|
SUNGGUH
terasa memprihatinkan memaknai pernyataan Presiden PKS Anis Matta yang
menganggap wajar mahar politik Rp 8 miliar. Uang itu untuk menggerakkan tim
kampanye guna memenangkan Ilham Arief Sirajuddin (Wali Kota Makassar) dalam
Pilgub Sulawesi Selatan pada akhir 2012 (SM, 27/9/13).
Itu
diperkuat oleh rekaman di persidangan perkara impor daging sapi dengan terdakwa
Ahmad Fathanah yang menguak banyak kebusukan praktik politik. Tak hanya berkait
suap, gratifikasi, dan pencucian uang, skandal Fathanah mengungkap praktik yang
selama ini jadi bahan pergunjingan: mahar politik dalam pilkada.
Semua
itu membuat politik berbiaya tinggi, merusak kaderisasi partai dan tradisi
bersih berpolitik. Fathanah ikut mengatur pencalonan Ilham, melalui PKS, dalam
Pilgub Sulawesi Selatan. Dalam persidangan terungkap Ilham yang waktu itu
menjabat Wali Kota Makassar dimintai Rp 10 miliar tapi hanya menyanggupi Rp 8
miliar, itu pun dicicil dua kali melalui Fathanah.
Setelah
itu, barulah ia memperoleh dukungan yang diteken Presiden (waktu itu) PKS
Luthfi Hasan Ishaaq. (Koran Tempo,
23/9/13). Dalam dokumen persidangan terungkap Fathanah juga menjajakan
rekomendasi dalam pilkada lain. Itu senapas dengan pernyataan Yusuf Supendi,
yang pernah mengungkapkan penarikan mahar oleh petinggi PKS dalam Pilgub DKI
Jakarta 2007. Praktik seperti itu memang tidak hanya dilakukan oleh PKS.
Tradisi
saling memberi dan menerima diikuti sejumlah janji dan komitmen di antara para
pelaku lapangan, master mindhingga jejaring para decision maker dalam berbagai
jenjang, sudah dianggap lumrah, keniscayaan. Misal seperti diungkapkan Anis
Matta, yang menyebutkan mahar politik Rp 8 miliar dalam jual beli dukungan
untuk cagub usulan DPW partainya adalah hal wajar. Ungkapan seorang politikus
dari partai yang mengklaim partai dakwah tidak hanya mengacak-acak syariat dan
nilai Islam.
Praktik
itu sekaligus memberi konfirmasi kebenaran sangkaan publik bahwa praktik
politik dan demokrasi yang hari-hari ini dibanggakan sebagai the third wave of modernization ternyata
pembusukan belaka. Ada dua hal mendasar yang menguatkan hal itu.
Pertama;
asal-usul mahar politik. Seandainya itu memang jadi salah satu media kekinian
”silaturahmi” dan dari duit halal, mungkin ceritanya lain. Tetapi kita paham
bahwa duit mahar itu dari uang negara lewat proyek-proyek di kementerian yang
dipimpin menteri kader partai, atau sumber ilegal yang diharamkan oleh syariat.

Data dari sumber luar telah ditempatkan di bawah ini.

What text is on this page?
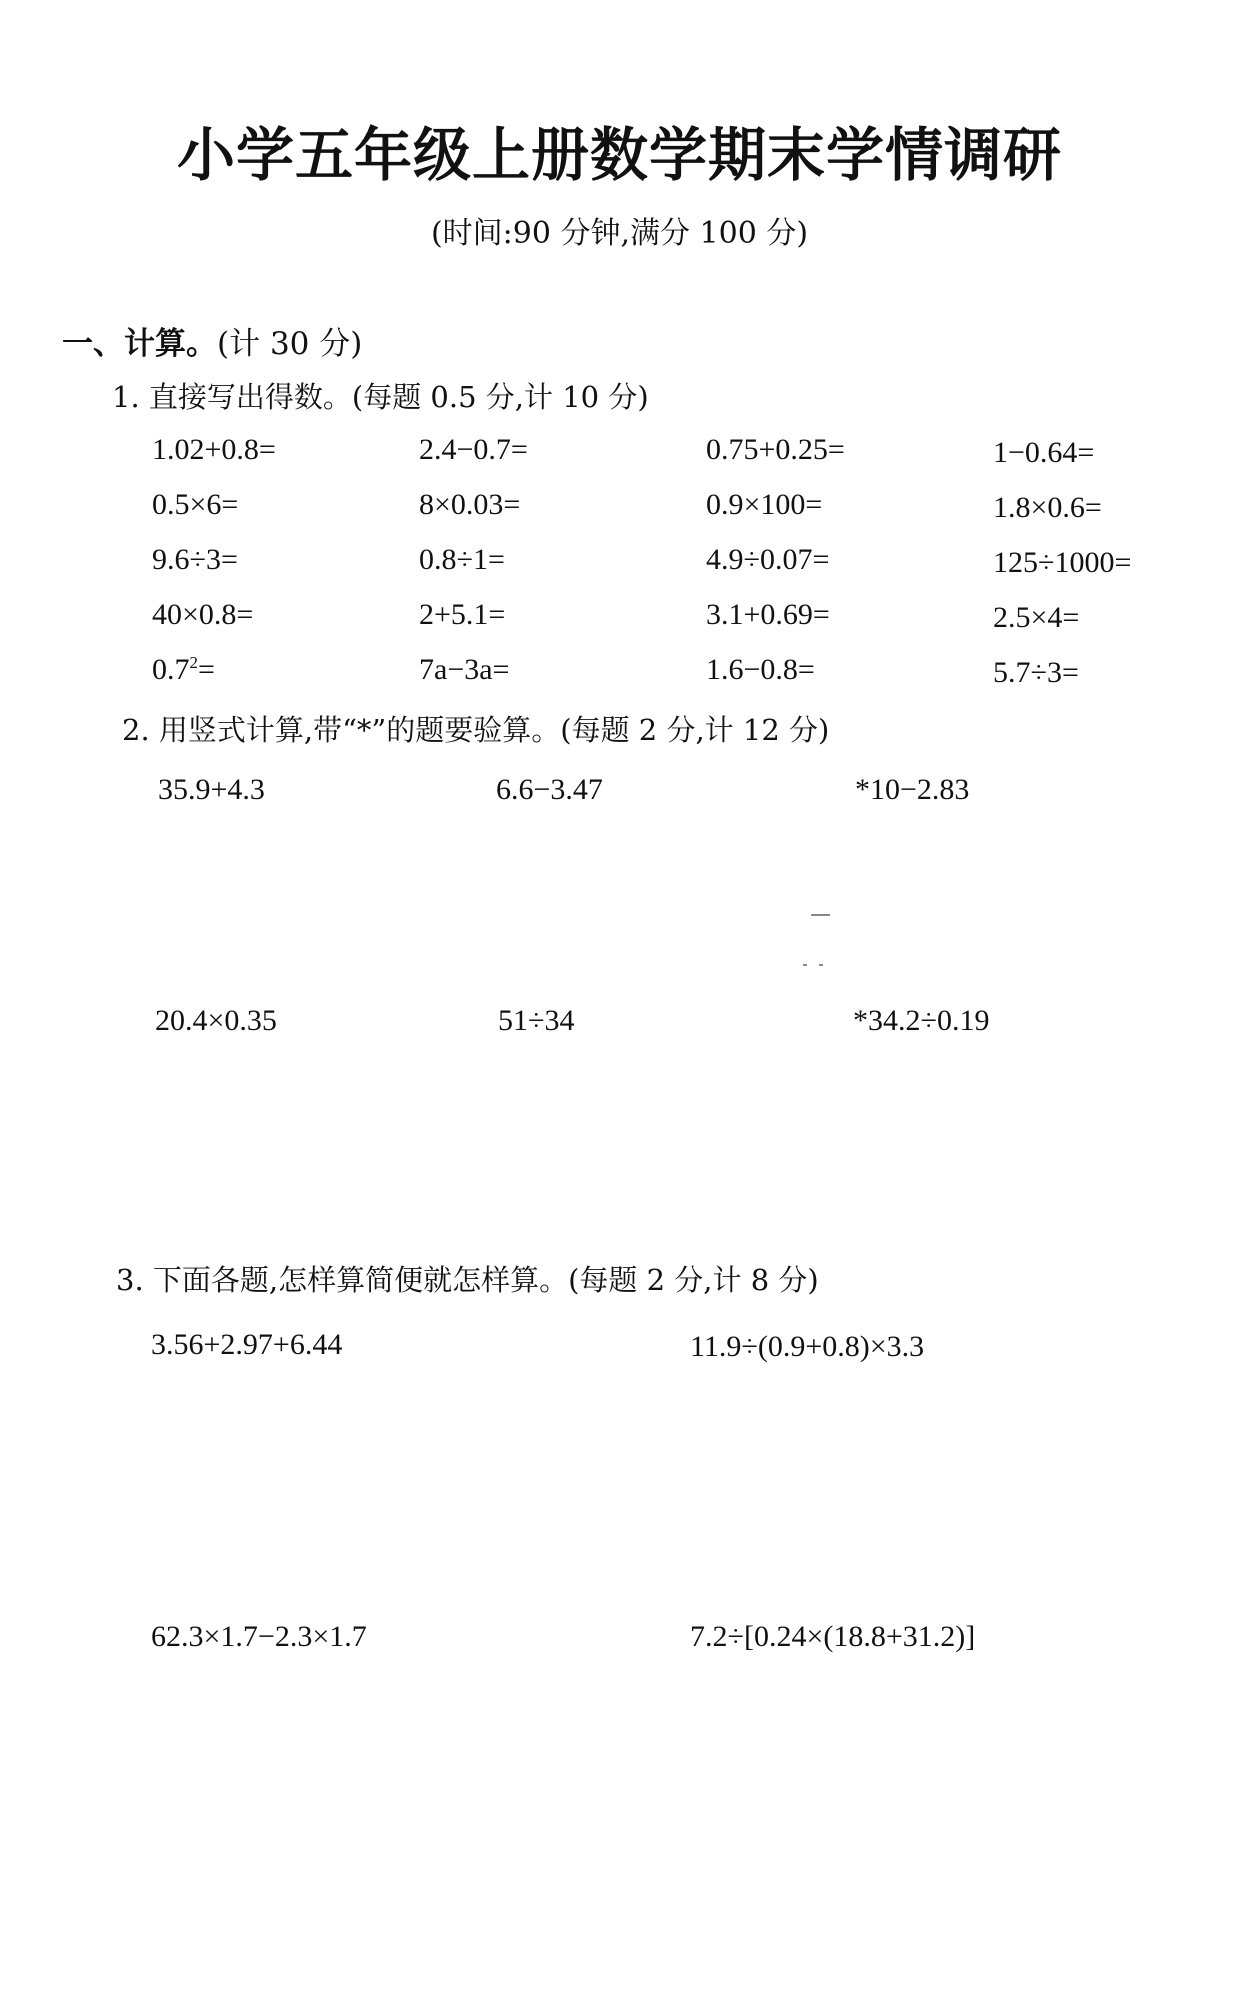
小学五年级上册数学期末学情调研
(时间:90 分钟,满分 100 分)
一、计算。(计 30 分)
1. 直接写出得数。(每题 0.5 分,计 10 分)
1.02+0.8=	2.4−0.7=	0.75+0.25=	1−0.64=
0.5×6=	8×0.03=	0.9×100=	1.8×0.6=
9.6÷3=	0.8÷1=	4.9÷0.07=	125÷1000=
40×0.8=	2+5.1=	3.1+0.69=	2.5×4=
$0.7^2=$	7a−3a=	1.6−0.8=	5.7÷3=
2. 用竖式计算,带“*”的题要验算。(每题 2 分,计 12 分)
35.9+4.3	6.6−3.47	*10−2.83
20.4×0.35	51÷34	*34.2÷0.19
3. 下面各题,怎样算简便就怎样算。(每题 2 分,计 8 分)
3.56+2.97+6.44	11.9÷(0.9+0.8)×3.3
62.3×1.7−2.3×1.7	7.2÷[0.24×(18.8+31.2)]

Kedua; merusak citra dan kredibilitas umat dan keyakinan beragama.
Sepak-terjang
Fathanah kini menjadi bahan olok-olok publik secara sosial keagamaan. Hal ini
tidak sekadar berbau politik tetapi sekaligus ekspresi gugatan kebencian
sosial. Seandainya dibiarkan menggelinding liar, bukan tidak mungkin merusak
sendi-sendi ajaran agama itu sendiri.
Padahal
bila sudah sampai titik itu, perpecahan dan destruksi sosial menjadi ancaman
serius kehidupan beragama dan bermasyarakat secara keseluruhan. Karena itu,
upaya pengungkapan secara terang-benderang dengan menyeret semua pihak, perlu
dilakukan. Upaya itu bertujuan untuk menyetop tabiat, mental, dan perilaku
busuk: mahar politik.
Sanksi Sosial
Untuk
alasan tersebut, praktik bersih berpolitik ala Jepang layak menjadi rujukan.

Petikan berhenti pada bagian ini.